Picture me and my mates sitting around in a front room in 1970; it’s a sunny day and light is streaming in, filtered by net curtains. We’re having a very important meeting. We’re arguing and at one point one of us will stand up to emphasise something and at another point one of us will pretend that they’re about to walk out of the room but will then turn at the door and come back in, a look of what he considers to be grown-up gravitas on his smooth and innocent face.

One of us says “How about Salt In Bulk?”, remembering the sign on a lorry that had rumbled by as he walked down to the meeting. “I still like The Umbrella and the Mole’s Hat” says the young man who had earlier dramatically walked to the door. One of us pipes up from a deep settee: “The Bloom? Radiator Politics? The Ninth Moon of Jupiter?” You can somehow tell that he’s just glanced at a pot plant and part of a central heating system and a coffee table astronomy book.

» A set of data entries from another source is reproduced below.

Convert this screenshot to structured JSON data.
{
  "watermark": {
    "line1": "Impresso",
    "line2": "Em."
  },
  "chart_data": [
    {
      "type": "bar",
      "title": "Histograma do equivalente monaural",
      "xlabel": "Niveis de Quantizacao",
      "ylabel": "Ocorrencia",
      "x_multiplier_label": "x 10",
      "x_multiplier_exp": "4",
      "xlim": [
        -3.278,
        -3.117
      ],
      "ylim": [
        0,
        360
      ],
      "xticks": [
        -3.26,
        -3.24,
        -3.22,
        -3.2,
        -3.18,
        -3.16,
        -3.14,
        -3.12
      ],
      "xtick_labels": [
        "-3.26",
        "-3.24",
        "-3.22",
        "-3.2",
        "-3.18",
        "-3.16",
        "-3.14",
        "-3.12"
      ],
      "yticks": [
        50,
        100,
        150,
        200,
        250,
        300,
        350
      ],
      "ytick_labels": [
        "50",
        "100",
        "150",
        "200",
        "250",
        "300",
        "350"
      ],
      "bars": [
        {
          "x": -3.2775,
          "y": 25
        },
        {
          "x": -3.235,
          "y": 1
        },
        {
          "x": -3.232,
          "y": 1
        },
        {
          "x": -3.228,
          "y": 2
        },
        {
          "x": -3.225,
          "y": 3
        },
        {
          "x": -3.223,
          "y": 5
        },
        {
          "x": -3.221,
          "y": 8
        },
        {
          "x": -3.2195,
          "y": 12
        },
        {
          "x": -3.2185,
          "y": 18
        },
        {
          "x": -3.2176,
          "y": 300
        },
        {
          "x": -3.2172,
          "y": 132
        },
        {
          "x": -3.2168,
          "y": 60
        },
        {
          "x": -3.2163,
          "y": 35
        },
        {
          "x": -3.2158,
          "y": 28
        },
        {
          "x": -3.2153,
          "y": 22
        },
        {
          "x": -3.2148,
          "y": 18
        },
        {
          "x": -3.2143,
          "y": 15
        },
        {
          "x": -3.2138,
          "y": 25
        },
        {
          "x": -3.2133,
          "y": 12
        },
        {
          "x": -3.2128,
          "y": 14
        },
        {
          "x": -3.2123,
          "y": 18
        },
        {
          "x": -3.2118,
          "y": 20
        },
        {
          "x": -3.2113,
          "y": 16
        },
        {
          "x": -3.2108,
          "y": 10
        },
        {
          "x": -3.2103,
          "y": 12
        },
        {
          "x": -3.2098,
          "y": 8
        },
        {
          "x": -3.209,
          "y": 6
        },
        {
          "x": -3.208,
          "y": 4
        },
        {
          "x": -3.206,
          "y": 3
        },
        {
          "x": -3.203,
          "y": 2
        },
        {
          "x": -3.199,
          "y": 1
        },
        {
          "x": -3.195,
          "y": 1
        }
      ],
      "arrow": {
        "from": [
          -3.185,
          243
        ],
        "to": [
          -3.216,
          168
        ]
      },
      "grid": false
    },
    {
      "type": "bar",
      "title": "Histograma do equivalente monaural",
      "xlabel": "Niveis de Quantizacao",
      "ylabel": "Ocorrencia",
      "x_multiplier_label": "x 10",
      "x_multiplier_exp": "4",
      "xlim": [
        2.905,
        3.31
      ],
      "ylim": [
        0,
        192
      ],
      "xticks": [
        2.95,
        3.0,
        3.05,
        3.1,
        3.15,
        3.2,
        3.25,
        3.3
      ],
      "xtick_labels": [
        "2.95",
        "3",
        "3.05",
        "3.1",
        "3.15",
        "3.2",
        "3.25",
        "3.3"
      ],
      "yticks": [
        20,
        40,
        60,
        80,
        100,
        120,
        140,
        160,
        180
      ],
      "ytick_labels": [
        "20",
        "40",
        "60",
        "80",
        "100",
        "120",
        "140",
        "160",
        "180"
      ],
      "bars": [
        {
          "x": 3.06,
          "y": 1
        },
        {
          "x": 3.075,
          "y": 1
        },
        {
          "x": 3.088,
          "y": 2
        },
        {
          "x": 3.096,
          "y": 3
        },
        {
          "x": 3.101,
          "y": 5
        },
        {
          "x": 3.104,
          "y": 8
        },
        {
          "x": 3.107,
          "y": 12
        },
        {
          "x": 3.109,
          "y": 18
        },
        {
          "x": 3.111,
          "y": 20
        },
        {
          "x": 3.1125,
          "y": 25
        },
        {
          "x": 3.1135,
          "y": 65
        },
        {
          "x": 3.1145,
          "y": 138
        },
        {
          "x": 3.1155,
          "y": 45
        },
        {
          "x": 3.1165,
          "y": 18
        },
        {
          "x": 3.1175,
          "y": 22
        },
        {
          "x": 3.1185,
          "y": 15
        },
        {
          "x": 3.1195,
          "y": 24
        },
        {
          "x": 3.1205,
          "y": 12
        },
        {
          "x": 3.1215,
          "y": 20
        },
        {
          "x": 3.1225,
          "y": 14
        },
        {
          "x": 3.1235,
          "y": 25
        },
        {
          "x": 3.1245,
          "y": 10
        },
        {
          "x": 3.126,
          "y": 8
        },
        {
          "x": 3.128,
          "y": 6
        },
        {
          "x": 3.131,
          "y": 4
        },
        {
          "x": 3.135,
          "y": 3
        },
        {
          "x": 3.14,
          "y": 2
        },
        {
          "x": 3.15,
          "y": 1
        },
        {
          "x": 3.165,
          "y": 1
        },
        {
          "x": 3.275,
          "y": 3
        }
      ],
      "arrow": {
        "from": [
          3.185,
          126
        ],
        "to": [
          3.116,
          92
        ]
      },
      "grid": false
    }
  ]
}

Me and Martyn and Steve and the Creasey brothers from Cudworth are forming a band because, well, it’s 1970 and we’re teenagers and young people should always form a band because that’s what young people should always do. We’ve got some instruments, so that’s a start. Martyn’s got an electric bass and an amplifier that for some reason keeps picking up a local taxi firm’s callouts. (“Can you go to the Catholic Club in Wombwell for Geoff? Soon as...”) Steve’s got a nylon-stringed guitar and he’s been writing songs in the style of Jake Thackeray. One of the Creasey Brothers from Cudworth has got an electric organ, and the other has a guitar. And I’m the drummer. Except I haven’t got any drums, so I’m using some of my mam’s Tupperware containers. Big ones for salad, obviously. And I’ve got no drumsticks so I’m using a pair of her knitting needles. Big ones for cable stitch, obviously. What I have got is a cowbell, of the sort that Charlie Watts plays at the start of Honky Tonk Women. It cost me a quid and I hit it at every opportunity, much to the rest of the band’s deep irritation. Ahead of us is a short but glittering career. Those long Saturday afternoon rehearsals in the Supper Room at Darfield Church Hall where we’d practise for a while and then one of us would shout “Let’s progress” and we’d launch into an endless tune until the caretaker came in and said “That’s it, off you go! It was nice before but now it’s just a row!” That moment when Martyn electrocuted himself on a faulty plug and the supper room filled with the smell of burning flesh and he had to go off to casualty and have his hand seen to. That first gig at the jumble sale where we played for 20 minutes and got no reaction whatsoever. That gig at the youth club where a skinhead pinched Steve’s dad’s trilby. That gig in a school hall when I’d finally got some drums and realised that I couldn’t play them at all. That’s all in the future, of course. In this room as the sun filters in we’re trying to think of a name for the band and we’re approaching deadlock. Eventually one of us says Oscar The Frog! and because we’re fed up we agree and we all go home. I always preferred Salt in Bulk though, somehow. Well, it was my idea.